The fourth annual Global Report on Food Crises said the number was already on the rise last year before the outbreak of the new coronavirus.

But the economic impact of the COVID-19 response is projected by the WFP to increase the number facing food insecurity to 265 million this year, from 135 million in 2019, already the highest in the four years the report has been prepared.

"With COVID-19, I want to stress that we are not only facing a global health pandemic but also a global humanitarian catastrophe," Beasley said.

"Millions of civilians living in conflict-scarred nations, including many women and children, face being pushed to the brink of starvation, with the spectre of famine a very real and dangerous possibility," he said.

"In a worst-case scenario, we could be looking at famine in about three dozen countries, and in fact, in 10 of these countries we already have more than one million people per country who are on the verge of starvation."

Comparing the 50 countries in the reports this and last year, the number of people in food crisis rose by nearly 10 percent to 123 million people.

The increase was due to conflicts, economic shocks and weather-related events such as drought. 

The report found another 183 million were at risk of slipping into food crisis "if confronted by an additional shock or stressor".

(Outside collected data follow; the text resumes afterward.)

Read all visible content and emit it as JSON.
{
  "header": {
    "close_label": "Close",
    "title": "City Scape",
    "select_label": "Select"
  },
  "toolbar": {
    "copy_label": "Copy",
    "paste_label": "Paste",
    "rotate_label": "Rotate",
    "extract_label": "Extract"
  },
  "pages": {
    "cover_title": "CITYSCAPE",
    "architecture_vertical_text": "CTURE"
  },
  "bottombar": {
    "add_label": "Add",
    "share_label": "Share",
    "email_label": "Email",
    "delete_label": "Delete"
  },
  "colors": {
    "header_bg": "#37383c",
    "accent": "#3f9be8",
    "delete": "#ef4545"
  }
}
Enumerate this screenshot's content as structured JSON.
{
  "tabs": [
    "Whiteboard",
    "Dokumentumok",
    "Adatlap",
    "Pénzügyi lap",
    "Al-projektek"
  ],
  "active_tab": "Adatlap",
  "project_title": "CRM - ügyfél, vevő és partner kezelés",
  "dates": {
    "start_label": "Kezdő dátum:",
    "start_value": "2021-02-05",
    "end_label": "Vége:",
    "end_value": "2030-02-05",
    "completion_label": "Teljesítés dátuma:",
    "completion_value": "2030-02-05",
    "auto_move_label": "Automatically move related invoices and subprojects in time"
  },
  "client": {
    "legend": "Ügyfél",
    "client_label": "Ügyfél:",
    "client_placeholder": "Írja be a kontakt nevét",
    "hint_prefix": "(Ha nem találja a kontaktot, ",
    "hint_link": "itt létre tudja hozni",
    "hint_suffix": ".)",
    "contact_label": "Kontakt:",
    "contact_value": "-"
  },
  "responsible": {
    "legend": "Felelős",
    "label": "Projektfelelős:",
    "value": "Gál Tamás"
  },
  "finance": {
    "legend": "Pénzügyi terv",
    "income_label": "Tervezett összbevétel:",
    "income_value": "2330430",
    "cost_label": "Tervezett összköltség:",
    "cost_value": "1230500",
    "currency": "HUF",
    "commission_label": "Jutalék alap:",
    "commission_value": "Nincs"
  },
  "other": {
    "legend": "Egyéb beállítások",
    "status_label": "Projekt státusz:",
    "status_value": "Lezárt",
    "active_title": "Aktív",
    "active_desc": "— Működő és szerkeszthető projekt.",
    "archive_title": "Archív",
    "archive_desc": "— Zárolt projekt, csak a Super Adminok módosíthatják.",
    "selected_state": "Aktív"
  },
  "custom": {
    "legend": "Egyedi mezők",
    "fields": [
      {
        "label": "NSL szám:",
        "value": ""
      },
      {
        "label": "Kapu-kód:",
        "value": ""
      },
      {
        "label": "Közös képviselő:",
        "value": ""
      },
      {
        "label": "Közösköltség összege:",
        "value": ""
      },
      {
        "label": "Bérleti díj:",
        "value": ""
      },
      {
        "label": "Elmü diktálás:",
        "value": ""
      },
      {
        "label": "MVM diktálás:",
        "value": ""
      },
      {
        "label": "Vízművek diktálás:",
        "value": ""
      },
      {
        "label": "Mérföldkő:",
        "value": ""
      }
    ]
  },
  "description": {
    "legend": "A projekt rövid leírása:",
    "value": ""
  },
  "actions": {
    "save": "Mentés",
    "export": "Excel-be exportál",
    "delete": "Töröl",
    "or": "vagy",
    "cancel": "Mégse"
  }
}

COVID-19 could easily turn out to be such a shock, both as ill people overwhelm hospitals and governments impose lockdowns that have disrupted the economy and thrown people out of work.

Food and agricultural supply chains have been severely impacted by the lockdowns, with many farmers forced to destroy their crops, or euthanize their livestock, unable to deliver their produce to factories or markets. 

Lockdowns from the US, Europe to India have brought the food supply chain to a halt. 

"COVID-19 is potentially catastrophic for millions who are already hanging by a thread," the WFP’s Senior Economist Arif Husain said in a statement.

"We must collectively act now to mitigate the impact of this global catastrophe," he added.

The report is compiled and published annually by a number of groups and aid organisations.